Zing Forum

Reading

Multimodal Emotion Recognition in Medical Scenarios: Cross-Age Robustness of Valence Dimensions vs. Labels

The THERADIA-WoZ study, by comparing emotional data from elderly and young people, found that emotion recognition models based on valence dimensions are significantly superior to traditional categorical label methods in cross-age generalization.

情感识别多模态学习评价理论医疗AI跨年龄泛化认知训练情感计算
Published 2026-04-30 22:37Recent activity 2026-05-01 12:51Estimated read 6 min
Multimodal Emotion Recognition in Medical Scenarios: Cross-Age Robustness of Valence Dimensions vs. Labels
1

Section 01

Introduction: Cross-Age Robustness Advantages of Valence Dimension Emotion Recognition Models

Core findings of this article: The THERADIA-WoZ study, by comparing emotional data from elderly and young people, confirms that emotion recognition models based on valence dimensions are significantly superior to traditional categorical label methods in cross-age generalization. This conclusion has important guiding significance for the design of emotional interaction systems in AI healthcare scenarios (e.g., computerized cognitive training).

2

Section 02

Research Background: Key Challenges in Emotion Recognition for AI Healthcare

AI is widely applied in the medical field, but emotion recognition in human-computer interaction scenarios (e.g., Computerized Cognitive Training, CCT) still faces challenges. Traditional emotion recognition uses discrete categorical labels (such as happy, sad), which easily lose emotional details, and different groups have large differences in understanding labels, affecting the generalization ability of models.
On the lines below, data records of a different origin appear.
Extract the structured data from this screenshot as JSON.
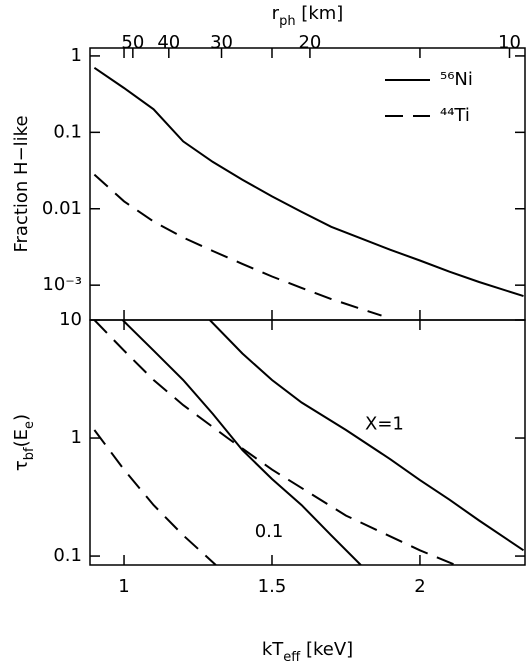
{
  "chart_data": [
    {
      "type": "line",
      "ylabel_parts": [
        "Fraction H−like"
      ],
      "x2label_parts": [
        "r",
        "ph",
        " [km]"
      ],
      "xlim": [
        0.885,
        2.355
      ],
      "xticks": [
        1,
        1.5,
        2
      ],
      "ylim": [
        0.00035,
        1.27
      ],
      "yscale": "log",
      "yticks": [
        {
          "value": 1,
          "label": "1"
        },
        {
          "value": 0.1,
          "label": "0.1"
        },
        {
          "value": 0.01,
          "label": "0.01"
        },
        {
          "value": 0.001,
          "label": "10⁻³"
        }
      ],
      "x2lim": [
        67.7,
        9.56
      ],
      "x2scale": "inverse-sqrt",
      "x2ticks": [
        50,
        40,
        30,
        20,
        10
      ],
      "legend": "upper right",
      "series": [
        {
          "name": "⁵⁶Ni",
          "color": "#000000",
          "dash": false,
          "x": [
            0.9,
            1.0,
            1.1,
            1.2,
            1.3,
            1.4,
            1.5,
            1.6,
            1.7,
            1.8,
            1.9,
            2.0,
            2.1,
            2.2,
            2.35
          ],
          "values": [
            0.7,
            0.38,
            0.2,
            0.076,
            0.041,
            0.024,
            0.0145,
            0.0091,
            0.0058,
            0.0041,
            0.0029,
            0.0021,
            0.0015,
            0.0011,
            0.00072
          ]
        },
        {
          "name": "⁴⁴Ti",
          "color": "#000000",
          "dash": true,
          "x": [
            0.9,
            1.0,
            1.1,
            1.2,
            1.3,
            1.4,
            1.5,
            1.6,
            1.7,
            1.8,
            1.87
          ],
          "values": [
            0.028,
            0.0125,
            0.0068,
            0.0042,
            0.0028,
            0.0019,
            0.0013,
            0.00092,
            0.00066,
            0.00049,
            0.0004
          ]
        }
      ]
    },
    {
      "type": "line",
      "ylabel_parts": [
        "τ",
        "bf",
        "(E",
        "e",
        ")"
      ],
      "xlabel_parts": [
        "kT",
        "eff",
        " [keV]"
      ],
      "xlim": [
        0.885,
        2.355
      ],
      "xticks": [
        1,
        1.5,
        2
      ],
      "ylim": [
        0.084,
        10
      ],
      "yscale": "log",
      "yticks": [
        10,
        1,
        0.1
      ],
      "series": [
        {
          "color": "#000000",
          "dash": false,
          "x": [
            1.29,
            1.4,
            1.5,
            1.6,
            1.75,
            1.9,
            2.0,
            2.1,
            2.2,
            2.35
          ],
          "values": [
            10,
            5.2,
            3.1,
            2.0,
            1.17,
            0.66,
            0.44,
            0.3,
            0.2,
            0.112
          ]
        },
        {
          "color": "#000000",
          "dash": false,
          "x": [
            0.995,
            1.1,
            1.2,
            1.3,
            1.4,
            1.5,
            1.6,
            1.7,
            1.8
          ],
          "values": [
            10,
            5.5,
            3.1,
            1.6,
            0.79,
            0.45,
            0.27,
            0.15,
            0.084
          ]
        },
        {
          "color": "#000000",
          "dash": true,
          "x": [
            0.9,
            1.0,
            1.1,
            1.2,
            1.35,
            1.5,
            1.75,
            2.0,
            2.12
          ],
          "values": [
            10,
            5.5,
            3.1,
            1.9,
            1.0,
            0.54,
            0.22,
            0.112,
            0.084
          ]
        },
        {
          "color": "#000000",
          "dash": true,
          "x": [
            0.9,
            1.0,
            1.1,
            1.2,
            1.31
          ],
          "values": [
            1.17,
            0.54,
            0.27,
            0.15,
            0.084
          ]
        }
      ],
      "annotations": [
        {
          "text": "X=1",
          "x": 1.88,
          "y": 1.3
        },
        {
          "text": "0.1",
          "x": 1.49,
          "y": 0.16
        }
      ]
    }
  ]
}
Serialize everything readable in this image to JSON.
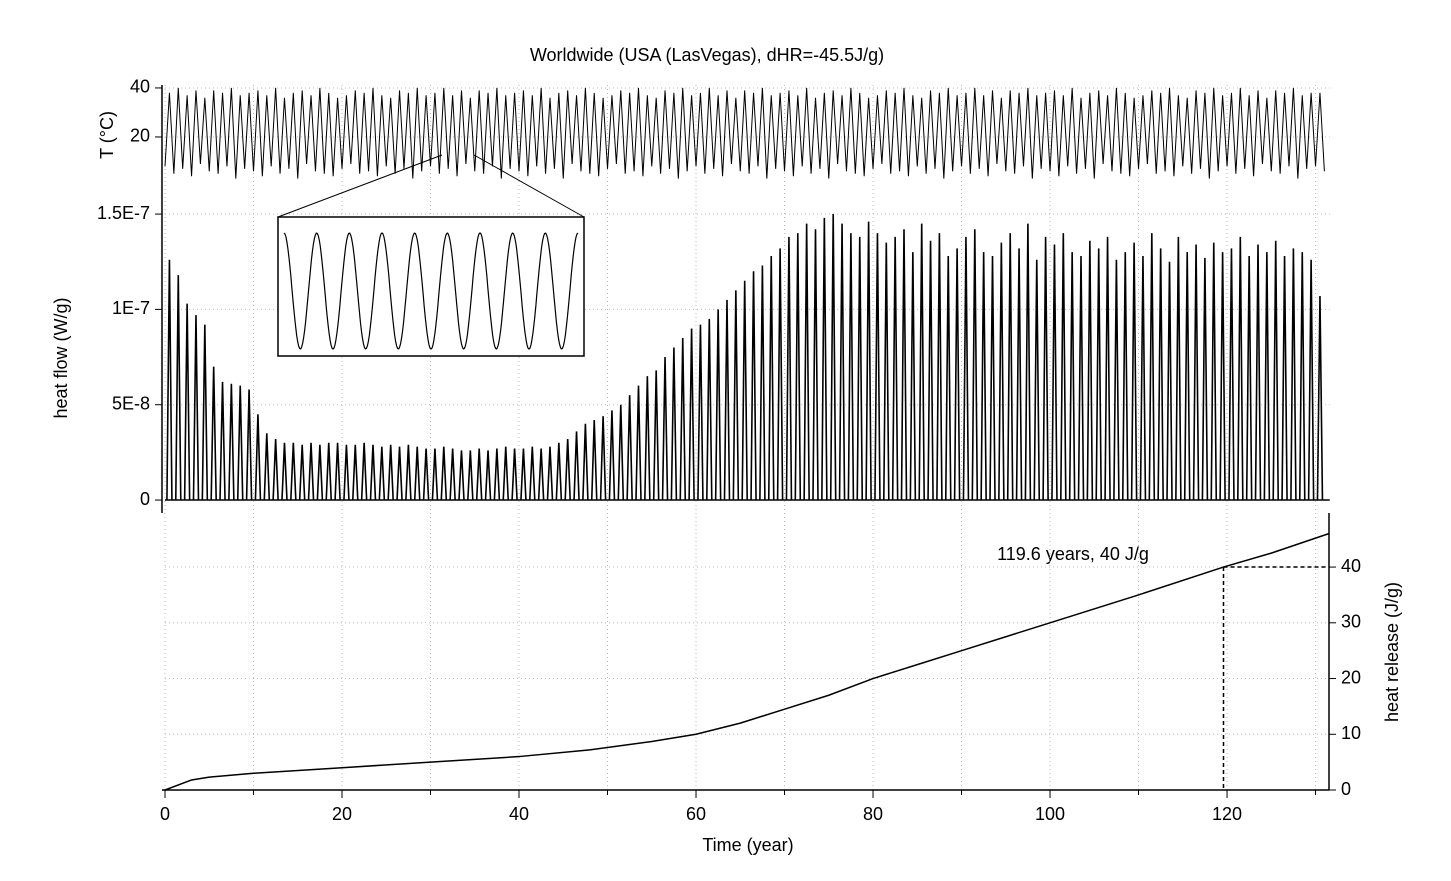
{
  "chart_data": [
    {
      "type": "line",
      "title": "Worldwide (USA (LasVegas), dHR=-45.5J/g)",
      "ylabel": "T (°C)",
      "color": "#000000",
      "xlim": [
        0,
        131.6
      ],
      "ylim": [
        0,
        41.2
      ],
      "yticks": [
        20,
        40
      ],
      "grid": true,
      "x": [
        0,
        0.5,
        1,
        1.5,
        2,
        2.5,
        3,
        3.5,
        4,
        4.5,
        5,
        5.5,
        6,
        6.5,
        7,
        7.5,
        8,
        8.5,
        9,
        9.5,
        10,
        10.5,
        11,
        11.5,
        12,
        12.5,
        13,
        13.5,
        14,
        14.5,
        15,
        15.5,
        16,
        16.5,
        17,
        17.5,
        18,
        18.5,
        19,
        19.5,
        20,
        20.5,
        21,
        21.5,
        22,
        22.5,
        23,
        23.5,
        24,
        24.5,
        25,
        25.5,
        26,
        26.5,
        27,
        27.5,
        28,
        28.5,
        29,
        29.5,
        30,
        30.5,
        31,
        31.5,
        32,
        32.5,
        33,
        33.5,
        34,
        34.5,
        35,
        35.5,
        36,
        36.5,
        37,
        37.5,
        38,
        38.5,
        39,
        39.5,
        40,
        40.5,
        41,
        41.5,
        42,
        42.5,
        43,
        43.5,
        44,
        44.5,
        45,
        45.5,
        46,
        46.5,
        47,
        47.5,
        48,
        48.5,
        49,
        49.5,
        50,
        50.5,
        51,
        51.5,
        52,
        52.5,
        53,
        53.5,
        54,
        54.5,
        55,
        55.5,
        56,
        56.5,
        57,
        57.5,
        58,
        58.5,
        59,
        59.5,
        60,
        60.5,
        61,
        61.5,
        62,
        62.5,
        63,
        63.5,
        64,
        64.5,
        65,
        65.5,
        66,
        66.5,
        67,
        67.5,
        68,
        68.5,
        69,
        69.5,
        70,
        70.5,
        71,
        71.5,
        72,
        72.5,
        73,
        73.5,
        74,
        74.5,
        75,
        75.5,
        76,
        76.5,
        77,
        77.5,
        78,
        78.5,
        79,
        79.5,
        80,
        80.5,
        81,
        81.5,
        82,
        82.5,
        83,
        83.5,
        84,
        84.5,
        85,
        85.5,
        86,
        86.5,
        87,
        87.5,
        88,
        88.5,
        89,
        89.5,
        90,
        90.5,
        91,
        91.5,
        92,
        92.5,
        93,
        93.5,
        94,
        94.5,
        95,
        95.5,
        96,
        96.5,
        97,
        97.5,
        98,
        98.5,
        99,
        99.5,
        100,
        100.5,
        101,
        101.5,
        102,
        102.5,
        103,
        103.5,
        104,
        104.5,
        105,
        105.5,
        106,
        106.5,
        107,
        107.5,
        108,
        108.5,
        109,
        109.5,
        110,
        110.5,
        111,
        111.5,
        112,
        112.5,
        113,
        113.5,
        114,
        114.5,
        115,
        115.5,
        116,
        116.5,
        117,
        117.5,
        118,
        118.5,
        119,
        119.5,
        120,
        120.5,
        121,
        121.5,
        122,
        122.5,
        123,
        123.5,
        124,
        124.5,
        125,
        125.5,
        126,
        126.5,
        127,
        127.5,
        128,
        128.5,
        129,
        129.5,
        130,
        130.5,
        131
      ],
      "values": [
        8,
        38,
        5,
        40,
        7,
        37,
        4,
        39,
        9,
        36,
        6,
        39,
        5,
        38,
        8,
        40,
        3,
        37,
        7,
        38,
        6,
        39,
        4,
        37,
        8,
        40,
        5,
        36,
        7,
        38,
        3,
        39,
        9,
        37,
        6,
        40,
        5,
        38,
        4,
        36,
        7,
        37,
        9,
        39,
        5,
        38,
        6,
        40,
        4,
        37,
        8,
        36,
        5,
        39,
        7,
        38,
        3,
        40,
        6,
        37,
        8,
        38,
        5,
        40,
        7,
        37,
        4,
        39,
        9,
        36,
        6,
        39,
        5,
        38,
        8,
        40,
        3,
        37,
        7,
        38,
        6,
        39,
        4,
        37,
        8,
        40,
        5,
        36,
        7,
        38,
        3,
        39,
        9,
        37,
        6,
        40,
        5,
        38,
        4,
        36,
        7,
        37,
        9,
        39,
        5,
        38,
        6,
        40,
        4,
        37,
        8,
        36,
        5,
        39,
        7,
        38,
        3,
        40,
        6,
        37,
        8,
        38,
        5,
        40,
        7,
        37,
        4,
        39,
        9,
        36,
        6,
        39,
        5,
        38,
        8,
        40,
        3,
        37,
        7,
        38,
        6,
        39,
        4,
        37,
        8,
        40,
        5,
        36,
        7,
        38,
        3,
        39,
        9,
        37,
        6,
        40,
        5,
        38,
        4,
        36,
        7,
        37,
        9,
        39,
        5,
        38,
        6,
        40,
        4,
        37,
        8,
        36,
        5,
        39,
        7,
        38,
        3,
        40,
        6,
        37,
        8,
        38,
        5,
        40,
        7,
        37,
        4,
        39,
        9,
        36,
        6,
        39,
        5,
        38,
        8,
        40,
        3,
        37,
        7,
        38,
        6,
        39,
        4,
        37,
        8,
        40,
        5,
        36,
        7,
        38,
        3,
        39,
        9,
        37,
        6,
        40,
        5,
        38,
        4,
        36,
        7,
        37,
        9,
        39,
        5,
        38,
        6,
        40,
        4,
        37,
        8,
        36,
        5,
        39,
        7,
        38,
        3,
        40,
        6,
        37,
        8,
        38,
        5,
        40,
        7,
        37,
        4,
        39,
        9,
        36,
        6,
        39,
        5,
        38,
        8,
        40,
        3,
        37,
        7,
        38,
        8,
        38,
        6
      ]
    },
    {
      "type": "spike",
      "ylabel": "heat flow (W/g)",
      "color": "#000000",
      "xlim": [
        0,
        131.6
      ],
      "ylim": [
        -6.8e-09,
        1.6e-07
      ],
      "grid": true,
      "yticks": [
        0,
        {
          "value": 5e-08,
          "label": "5E-8"
        },
        {
          "value": 1e-07,
          "label": "1E-7"
        },
        {
          "value": 1.5e-07,
          "label": "1.5E-7"
        }
      ],
      "x": [
        0.5,
        1.5,
        2.5,
        3.5,
        4.5,
        5.5,
        6.5,
        7.5,
        8.5,
        9.5,
        10.5,
        11.5,
        12.5,
        13.5,
        14.5,
        15.5,
        16.5,
        17.5,
        18.5,
        19.5,
        20.5,
        21.5,
        22.5,
        23.5,
        24.5,
        25.5,
        26.5,
        27.5,
        28.5,
        29.5,
        30.5,
        31.5,
        32.5,
        33.5,
        34.5,
        35.5,
        36.5,
        37.5,
        38.5,
        39.5,
        40.5,
        41.5,
        42.5,
        43.5,
        44.5,
        45.5,
        46.5,
        47.5,
        48.5,
        49.5,
        50.5,
        51.5,
        52.5,
        53.5,
        54.5,
        55.5,
        56.5,
        57.5,
        58.5,
        59.5,
        60.5,
        61.5,
        62.5,
        63.5,
        64.5,
        65.5,
        66.5,
        67.5,
        68.5,
        69.5,
        70.5,
        71.5,
        72.5,
        73.5,
        74.5,
        75.5,
        76.5,
        77.5,
        78.5,
        79.5,
        80.5,
        81.5,
        82.5,
        83.5,
        84.5,
        85.5,
        86.5,
        87.5,
        88.5,
        89.5,
        90.5,
        91.5,
        92.5,
        93.5,
        94.5,
        95.5,
        96.5,
        97.5,
        98.5,
        99.5,
        100.5,
        101.5,
        102.5,
        103.5,
        104.5,
        105.5,
        106.5,
        107.5,
        108.5,
        109.5,
        110.5,
        111.5,
        112.5,
        113.5,
        114.5,
        115.5,
        116.5,
        117.5,
        118.5,
        119.5,
        120.5,
        121.5,
        122.5,
        123.5,
        124.5,
        125.5,
        126.5,
        127.5,
        128.5,
        129.5,
        130.5
      ],
      "values": [
        1.26e-07,
        1.18e-07,
        1.03e-07,
        9.7e-08,
        9.2e-08,
        7e-08,
        6.2e-08,
        6.1e-08,
        6e-08,
        5.8e-08,
        4.5e-08,
        3.5e-08,
        3.2e-08,
        3e-08,
        3e-08,
        2.9e-08,
        3e-08,
        2.9e-08,
        3e-08,
        3e-08,
        2.9e-08,
        2.9e-08,
        3e-08,
        2.9e-08,
        2.8e-08,
        2.9e-08,
        2.8e-08,
        2.9e-08,
        2.8e-08,
        2.7e-08,
        2.7e-08,
        2.8e-08,
        2.7e-08,
        2.6e-08,
        2.6e-08,
        2.7e-08,
        2.6e-08,
        2.7e-08,
        2.8e-08,
        2.7e-08,
        2.7e-08,
        2.8e-08,
        2.7e-08,
        2.8e-08,
        3e-08,
        3.2e-08,
        3.6e-08,
        4e-08,
        4.2e-08,
        4.4e-08,
        4.7e-08,
        5e-08,
        5.5e-08,
        6e-08,
        6.5e-08,
        6.8e-08,
        7.5e-08,
        8e-08,
        8.5e-08,
        9e-08,
        9.2e-08,
        9.5e-08,
        1e-07,
        1.05e-07,
        1.1e-07,
        1.15e-07,
        1.2e-07,
        1.23e-07,
        1.28e-07,
        1.32e-07,
        1.38e-07,
        1.4e-07,
        1.45e-07,
        1.42e-07,
        1.48e-07,
        1.5e-07,
        1.45e-07,
        1.4e-07,
        1.38e-07,
        1.46e-07,
        1.4e-07,
        1.35e-07,
        1.38e-07,
        1.42e-07,
        1.3e-07,
        1.45e-07,
        1.36e-07,
        1.4e-07,
        1.28e-07,
        1.32e-07,
        1.38e-07,
        1.42e-07,
        1.3e-07,
        1.28e-07,
        1.35e-07,
        1.4e-07,
        1.32e-07,
        1.45e-07,
        1.26e-07,
        1.38e-07,
        1.34e-07,
        1.4e-07,
        1.3e-07,
        1.28e-07,
        1.36e-07,
        1.32e-07,
        1.38e-07,
        1.26e-07,
        1.3e-07,
        1.35e-07,
        1.28e-07,
        1.4e-07,
        1.32e-07,
        1.25e-07,
        1.38e-07,
        1.3e-07,
        1.34e-07,
        1.27e-07,
        1.35e-07,
        1.3e-07,
        1.32e-07,
        1.38e-07,
        1.28e-07,
        1.34e-07,
        1.3e-07,
        1.36e-07,
        1.28e-07,
        1.32e-07,
        1.3e-07,
        1.26e-07,
        1.07e-07
      ]
    },
    {
      "type": "line",
      "ylabel": "heat release (J/g)",
      "xlabel": "Time (year)",
      "color": "#000000",
      "xlim": [
        0,
        131.6
      ],
      "ylim": [
        0,
        49.7
      ],
      "yticks": [
        0,
        10,
        20,
        30,
        40
      ],
      "grid": true,
      "xticks": [
        0,
        20,
        40,
        60,
        80,
        100,
        120
      ],
      "xminorticks": [
        10,
        30,
        50,
        70,
        90,
        110,
        130
      ],
      "x": [
        0,
        3,
        5,
        10,
        20,
        30,
        40,
        48,
        55,
        60,
        65,
        70,
        75,
        80,
        85,
        90,
        95,
        100,
        110,
        119.6,
        125,
        131.5
      ],
      "values": [
        0,
        1.8,
        2.3,
        3,
        4,
        5,
        6,
        7.2,
        8.7,
        10,
        12,
        14.5,
        17,
        20,
        22.5,
        25,
        27.5,
        30,
        35,
        40,
        42.5,
        46
      ],
      "annotation": "119.6 years, 40 J/g",
      "marker": {
        "x": 119.6,
        "y": 40
      }
    }
  ]
}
CCT systems need to accurately recognize emotions to adjust training content; otherwise, the effect will be reduced or negative experiences will be brought.

3

Section 03

Research Methods: Cross-Age Dataset and Valence Theory Framework

  1. Cross-Age Dataset: Expand the THERADIA-WoZ corpus, add new young people's data to support cross-age generalization evaluation;
  2. Valence Theory Perspective: Introduce valence dimensions (pleasure, arousal, dominance) as emotional representations instead of discrete labels to capture continuous emotional features;
  3. Experimental Design: Set three evaluation scenarios—intra-corpus (same-age testing), cross-corpus (cross-age testing), and mixed corpus (mixed data training) to comprehensively test generalization ability.
4

Section 04

Core Evidence: Cross-Age Generalization Advantages of Valence Dimension Models

Experimental results show:

  • In all scenarios, the performance of valence dimension models is better than that of categorical label models;
  • In cross-corpus evaluation, the performance of categorical label models drops sharply to random levels, while valence dimension models still maintain accuracy significantly higher than random;
  • Mixed data training does not improve generalization ability, indicating that the advantage comes from the cross-group stability of the representation method itself.
5

Section 05

Clinical Application Value and Practical Guidance

Guidance for AI healthcare:

  1. Representation Method Selection: Prioritize valence dimensions over categorical labels, especially for diverse user groups;
  2. Model Deployment: Valence dimension models are suitable for cross-age deployment, reducing separate training costs;
  3. System Feedback: Continuous dimensions support detailed feedback, and training parameters can be adjusted according to pleasure and arousal; In addition, multimodal fusion (voice + facial expressions) improves recognition accuracy, and valence dimensions provide a unified framework for multimodal integration; The research team also opened a time-continuous emotion prediction API to promote follow-up research.
6

Section 06

Future Research Directions and Prospects

Future explorations can include:

  • Expand to more age groups such as children and adolescents to establish a full-life-cycle model;
  • Verify the generalization ability of valence dimensions in different cultural backgrounds;
  • Link emotion recognition accuracy with the clinical effect of cognitive training;
  • Optimize model efficiency to support real-time online CCT scenarios.